Winter Semester 2023/2024
Living in the Land of Death
Jews in Poland immediatly after the Holocaust
Dates: thursdays, 5.15 to 6.45 p.m. at 19 October 2023 (in-person), 16 November 2023 (in-person), 11 December 2023 (in-person, Monday!), 4 January 2024 (in-person), 25 January 2024 (digital), and 1 February 2024 (digital)
Start: 19 October 2023
Venue: Dubnow Institute, Leipzig or digital
Seminar Language: English
Self-determination and violence, trauma and new beginnings, reconstruction and emigration – Jewish life in Poland immediately after the Holocaust was full of ambivalences and contradictory experiences. Places where there had been large Jewish communities before the war, were now marked by destruction, death, and emptiness. The ruined landscape of central Warsaw on the site of the former ghetto became emblematic of this destruction.

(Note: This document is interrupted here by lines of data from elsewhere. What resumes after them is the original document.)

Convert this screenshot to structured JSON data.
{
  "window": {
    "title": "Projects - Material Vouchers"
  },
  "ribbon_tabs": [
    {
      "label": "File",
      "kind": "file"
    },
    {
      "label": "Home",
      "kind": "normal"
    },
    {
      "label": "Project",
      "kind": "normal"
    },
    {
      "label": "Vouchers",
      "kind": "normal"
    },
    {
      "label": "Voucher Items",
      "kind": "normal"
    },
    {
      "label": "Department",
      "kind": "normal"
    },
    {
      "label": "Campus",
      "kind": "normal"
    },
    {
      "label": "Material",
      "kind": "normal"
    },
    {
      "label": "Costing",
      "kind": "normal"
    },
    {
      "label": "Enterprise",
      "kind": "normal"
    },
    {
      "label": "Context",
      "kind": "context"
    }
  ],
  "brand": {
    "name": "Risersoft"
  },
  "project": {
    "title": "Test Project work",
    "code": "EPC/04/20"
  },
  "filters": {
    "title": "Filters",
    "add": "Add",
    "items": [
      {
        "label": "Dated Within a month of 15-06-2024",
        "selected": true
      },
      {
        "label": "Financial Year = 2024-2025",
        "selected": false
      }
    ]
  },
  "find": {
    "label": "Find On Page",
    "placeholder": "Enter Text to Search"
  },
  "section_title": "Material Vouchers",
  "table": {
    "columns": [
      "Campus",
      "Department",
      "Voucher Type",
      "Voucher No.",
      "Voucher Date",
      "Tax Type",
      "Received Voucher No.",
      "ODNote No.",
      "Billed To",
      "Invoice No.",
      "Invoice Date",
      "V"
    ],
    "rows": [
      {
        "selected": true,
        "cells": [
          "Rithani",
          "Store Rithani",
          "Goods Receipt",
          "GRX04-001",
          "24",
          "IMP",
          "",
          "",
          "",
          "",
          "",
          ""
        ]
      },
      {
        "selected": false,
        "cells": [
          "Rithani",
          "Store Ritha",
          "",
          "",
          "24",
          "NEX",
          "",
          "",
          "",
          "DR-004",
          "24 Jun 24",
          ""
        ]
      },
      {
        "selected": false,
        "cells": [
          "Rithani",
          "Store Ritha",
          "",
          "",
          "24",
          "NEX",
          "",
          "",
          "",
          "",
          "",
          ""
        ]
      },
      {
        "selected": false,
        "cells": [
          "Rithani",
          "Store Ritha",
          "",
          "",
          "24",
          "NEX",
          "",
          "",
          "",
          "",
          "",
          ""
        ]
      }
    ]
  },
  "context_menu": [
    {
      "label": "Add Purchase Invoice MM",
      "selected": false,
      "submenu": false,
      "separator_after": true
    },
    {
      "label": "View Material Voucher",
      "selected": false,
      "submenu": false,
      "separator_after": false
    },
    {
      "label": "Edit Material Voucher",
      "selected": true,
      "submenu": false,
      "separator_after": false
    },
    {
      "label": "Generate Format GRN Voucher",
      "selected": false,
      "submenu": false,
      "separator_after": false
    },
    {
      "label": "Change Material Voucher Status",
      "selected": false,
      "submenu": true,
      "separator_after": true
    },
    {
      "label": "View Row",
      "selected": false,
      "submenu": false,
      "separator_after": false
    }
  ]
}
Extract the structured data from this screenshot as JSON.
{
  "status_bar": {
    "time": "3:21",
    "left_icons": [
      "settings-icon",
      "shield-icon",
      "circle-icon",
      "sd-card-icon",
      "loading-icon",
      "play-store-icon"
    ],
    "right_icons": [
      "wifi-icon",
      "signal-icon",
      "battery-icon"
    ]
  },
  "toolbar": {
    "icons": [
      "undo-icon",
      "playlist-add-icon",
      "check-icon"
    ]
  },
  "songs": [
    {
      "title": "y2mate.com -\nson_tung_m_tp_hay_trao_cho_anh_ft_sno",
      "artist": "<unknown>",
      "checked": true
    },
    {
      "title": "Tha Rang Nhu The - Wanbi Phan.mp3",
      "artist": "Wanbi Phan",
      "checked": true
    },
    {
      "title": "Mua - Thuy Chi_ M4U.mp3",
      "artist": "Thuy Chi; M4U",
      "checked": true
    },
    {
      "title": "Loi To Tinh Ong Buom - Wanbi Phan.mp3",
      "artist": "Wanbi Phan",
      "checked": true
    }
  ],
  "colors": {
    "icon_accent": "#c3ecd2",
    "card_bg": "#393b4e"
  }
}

Nevertheless, Dzierżoniów and other formerly German towns in Lower Silesia witnessed the reestablishment of a notably self-determined Jewish existence for a few years after the Holocaust. Survivors and remigrants from the Soviet Union settled here, encouraged by the Polish government. At the same time, on 4 July 1946, forty Polish Jews were murdered in Kielce, around 300 km to the east, with another eighty severely injured. For fear of further violence, many Jews fled from Poland.
A photographic collection held at the Jewish Historical Institute in Warsaw includes many sources that reflect this ambivalence. In mid-December 2023, the exhibition “The Determining Gaze” is opening at the Dubnow Institute in Leipzig. It will show a selection of these photographs and explore their origins, voids, and effects alongside the transmission of the photographs, as well as the question of how these images continue to shape our ideas of Jewish life in postwar Poland into the present day. The colloquium will offer an insight into the historical context.
Literature: Prior to the first lecture, all registered students will receive a short literature list via email.